To abstain from a food that the Torah permits might likewise be understood on some level to be a sin. This supports “foodie” culture’s impulse to explore strange new delicacies. Yet, having a choice means that we will choose. Locusts were a food that was eaten when there was no choice. After a locust swarm devoured all the crops, the human population was required to consume those locusts in order to survive. In his Melekhet HaKodesh (Shemini 11:21), Rabbi Moshe Toledano (1724-1773) makes this argument: “The law is that these locusts that come during a terrible time for Jacob and destroy all the crops … that it is permissible to eat them.” In other words, the Torah allows eating locusts in order to sustain a plague-ridden famine society at need—not as some haute cuisine delicacy to be partaken of as some kind of item on a gastro-tourism bucket list.

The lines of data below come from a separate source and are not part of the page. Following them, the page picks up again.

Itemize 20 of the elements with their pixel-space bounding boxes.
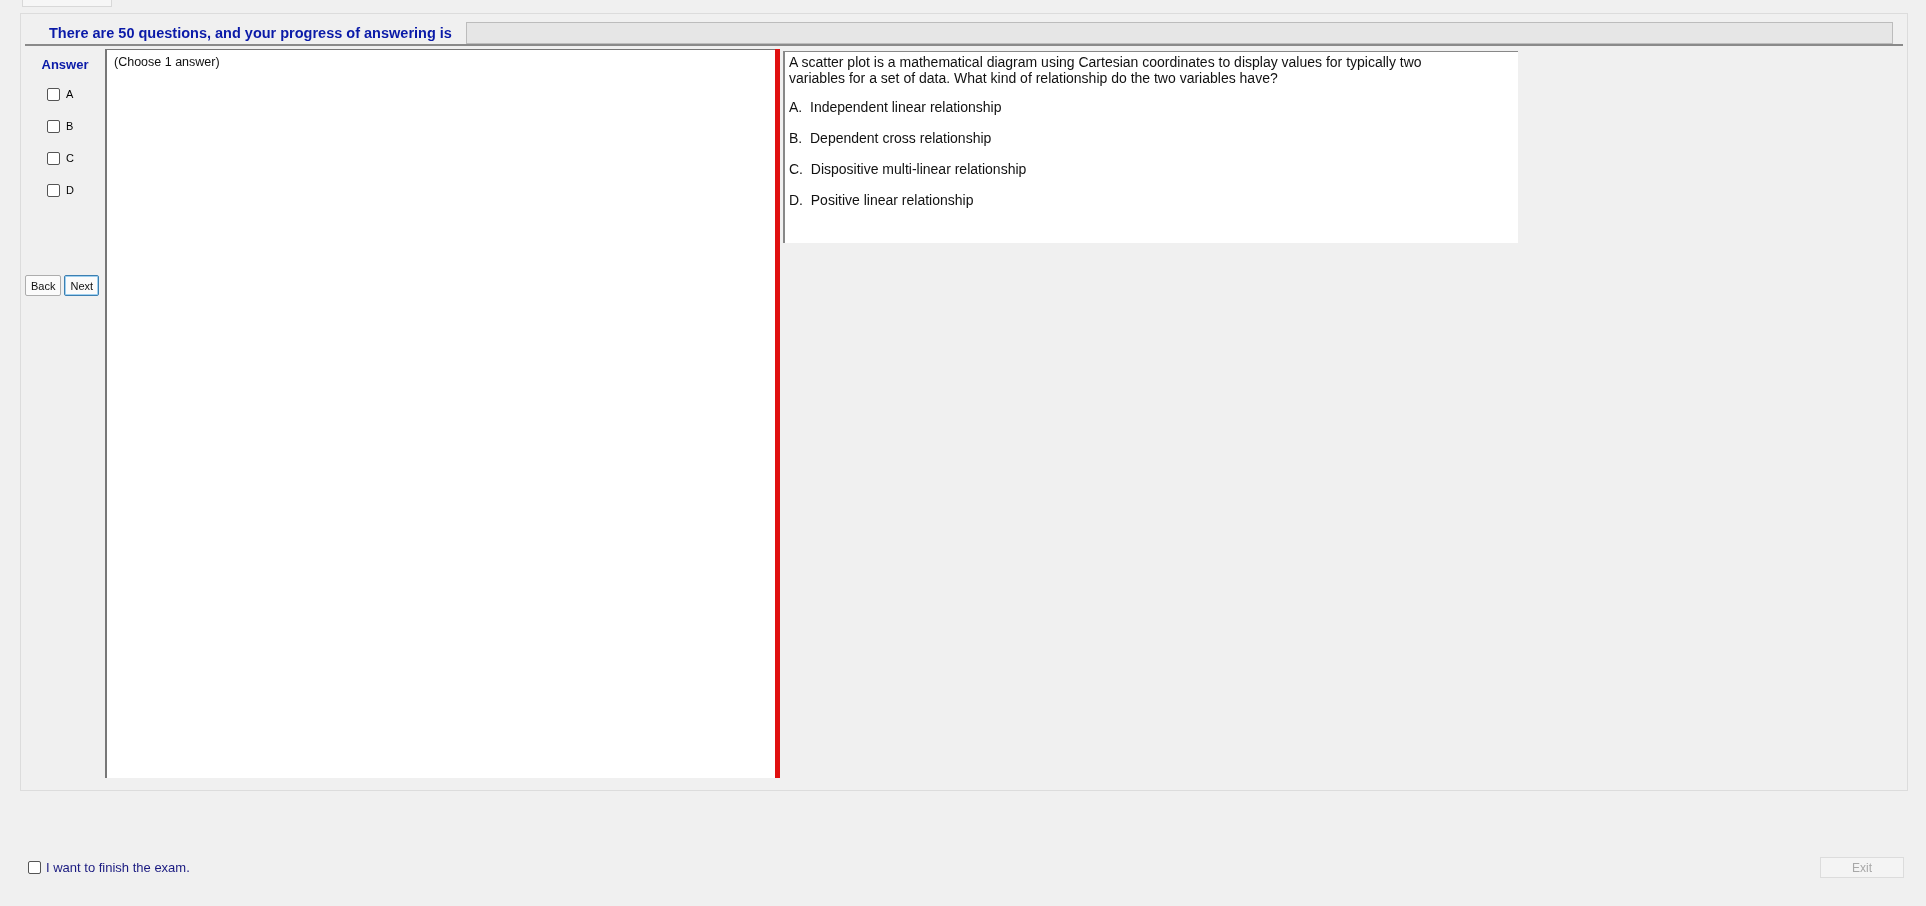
answer-checkbox[interactable] xyxy=(47,119,60,133)
choice-text: D. Positive linear relationship xyxy=(789,192,975,208)
answer-checkbox[interactable] xyxy=(47,183,60,197)
option-label: D xyxy=(66,184,74,196)
answer-heading: Answer xyxy=(40,57,90,72)
question-text: A scatter plot is a mathematical diagram using Cartesian coordinates to display values for typically two variables for a set of data. What kind of relationship do the two variables have? xyxy=(789,54,1423,86)
answer-checkbox[interactable] xyxy=(47,87,60,101)
answer-checkbox[interactable] xyxy=(47,151,60,165)
answer-instruction: (Choose 1 answer) xyxy=(114,55,220,69)
choice-text: B. Dependent cross relationship xyxy=(789,130,993,146)
finish-checkbox[interactable] xyxy=(28,861,41,874)
option-label: B xyxy=(66,120,74,132)
finish-label: I want to finish the exam. xyxy=(46,860,190,875)
progress-label: There are 50 questions, and your progress of answering is xyxy=(49,24,452,41)
next-button[interactable]: Next xyxy=(64,275,100,296)
back-button[interactable]: Back xyxy=(25,275,62,296)
option-label: C xyxy=(66,152,74,164)
choice-text: C. Dispositive multi-linear relationship xyxy=(789,161,1028,177)
option-label: A xyxy=(66,88,74,100)
choice-text: A. Independent linear relationship xyxy=(789,99,1003,115)
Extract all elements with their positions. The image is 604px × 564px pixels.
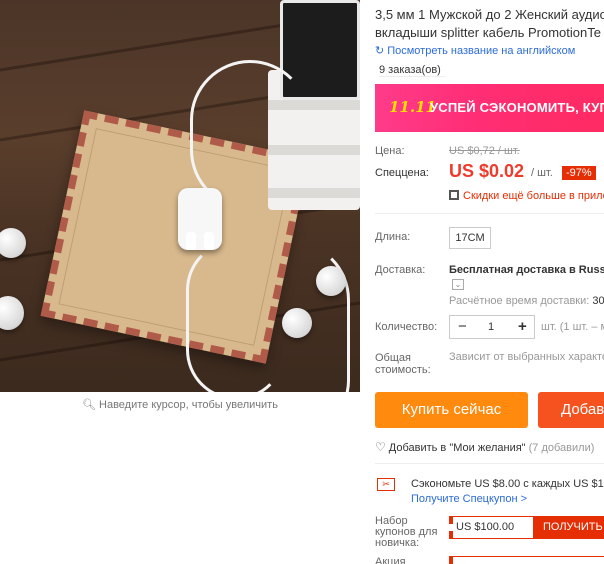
promo-text: Сэкономьте US $8.00 с каждых US $150. [411,478,604,490]
get-special-coupon-link[interactable]: Получите Спецкупон > [411,493,527,505]
earbud [316,266,346,296]
wishlist-link[interactable]: ♡ Добавить в "Мои желания" (7 добавили) [375,440,594,454]
price-unit: / шт. [531,167,553,179]
special-price-label: Спеццена: [375,167,429,179]
coupon-value: US $100.00 [456,521,515,533]
divider [375,213,604,214]
quantity-plus-button[interactable]: + [518,318,527,335]
shipping-time-label: Расчётное время доставки: [449,295,590,307]
newbie-label-line: новичка: [375,537,420,549]
add-to-cart-button[interactable]: Добав [538,392,604,428]
wishlist-count: (7 добавили) [528,442,595,454]
app-discount-link[interactable]: Скидки ещё больше в прило [449,190,604,202]
total-note: Зависит от выбранных характер [449,351,604,363]
translate-label: Посмотреть название на английском [387,45,576,57]
shipping-dropdown-icon[interactable]: ⌄ [452,279,464,290]
shipping-time-value: 30- [592,295,604,307]
quantity-note: шт. (1 шт. – м [541,321,604,333]
earbud [282,308,312,338]
title-line: вкладыши splitter кабель PromotionTe [375,25,601,40]
shipping-label: Доставка: [375,264,426,276]
app-discount-text: Скидки ещё больше в прило [463,190,604,202]
action-label: Акция [375,556,406,564]
title-line: 3,5 мм 1 Мужской до 2 Женский аудио [375,7,604,22]
newbie-coupon: US $100.00 ПОЛУЧИТЬ [449,516,604,539]
shipping-method: Бесплатная доставка в Russia [449,264,604,276]
product-title: 3,5 мм 1 Мужской до 2 Женский аудио вкла… [375,6,604,42]
discount-badge: -97% [562,166,596,180]
earbud [0,228,26,258]
quantity-minus-button[interactable]: − [458,318,467,335]
splitter-plug [178,188,222,250]
get-coupon-button[interactable]: ПОЛУЧИТЬ [533,516,604,539]
product-image[interactable] [0,0,360,392]
product-info-panel: 3,5 мм 1 Мужской до 2 Женский аудио вкла… [375,0,604,564]
translate-icon: ↻ [375,45,385,57]
quantity-stepper: − 1 + [449,315,535,339]
zoom-hint-text: Наведите курсор, чтобы увеличить [99,399,278,411]
current-price: US $0.02 [449,161,525,181]
quantity-label: Количество: [375,321,438,333]
sale-message: УСПЕЙ СЭКОНОМИТЬ, КУПИ [430,100,604,115]
qr-code-icon [449,190,459,200]
price-label: Цена: [375,145,405,157]
divider [375,463,604,464]
total-label-line: Общая [375,352,411,364]
newbie-coupons-label: Набор купонов для новичка: [375,516,437,549]
action-coupon [449,556,604,564]
heart-icon: ♡ [375,440,386,454]
coupon-icon: ✂ [377,478,395,491]
shipping-time: Расчётное время доставки: 30- [449,295,604,307]
length-label: Длина: [375,231,411,243]
cable [200,240,350,392]
sale-banner[interactable]: 11.11 УСПЕЙ СЭКОНОМИТЬ, КУПИ [375,84,604,132]
sale-tag: 11.11 [389,98,436,116]
wishlist-label: Добавить в "Мои желания" [388,442,526,454]
buy-now-button[interactable]: Купить сейчас [375,392,528,428]
orders-count: 9 заказа(ов) [379,64,445,77]
zoom-hint: 🔍︎ Наведите курсор, чтобы увеличить [0,398,360,411]
earbud [0,296,24,330]
length-option-17cm[interactable]: 17CM [449,227,491,249]
old-price: US $0,72 / шт. [449,145,520,157]
translate-title-link[interactable]: ↻ Посмотреть название на английском [375,44,575,57]
total-label-line: стоимость: [375,364,431,376]
total-label: Общая стоимость: [375,352,431,376]
magnifier-icon: 🔍︎ [82,399,97,411]
quantity-input[interactable]: 1 [488,321,494,333]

In this regard, it is worthwhile to consider the choices of those not constrained by Jewish law. Whole Foods does not have a locust section. People who “pop” the locust jar are more than able to “stop” eating them. People choose to eat bread and meat – they do not choose to eat locusts when they have a choice.
What questions remain?
The Kosher eater has always been a part of two culinary cultures: The particular Jewish culture molded by internal demands of halakha and Jewish lifestyle and the wider food culture beyond the shtetl’s gates. Today’s food culture has witnessed tremendous transformations that the Orthodox community has largely adopted unquestioningly. The kosher consumer enjoys kiwi fruit and corn syrup-based soft drinks. Perhaps, we should ask questions. What elements of our Orthodox omnivore’s dilemma – in terms of consciously choosing our foods – might allow for better Jewish culinary and social outcomes on an individual and communal level?
Does the culture of curiosity (which is severely limited by halakha) manifest itself in problematic ways when it comes to conspicuous consumption of the permitted (see Ramban to Vayikra 19:2)?
Chaim Strauchler, an associate editor of TRADITION, is rabbi of Cong. Rinat Yisrael in Teaneck.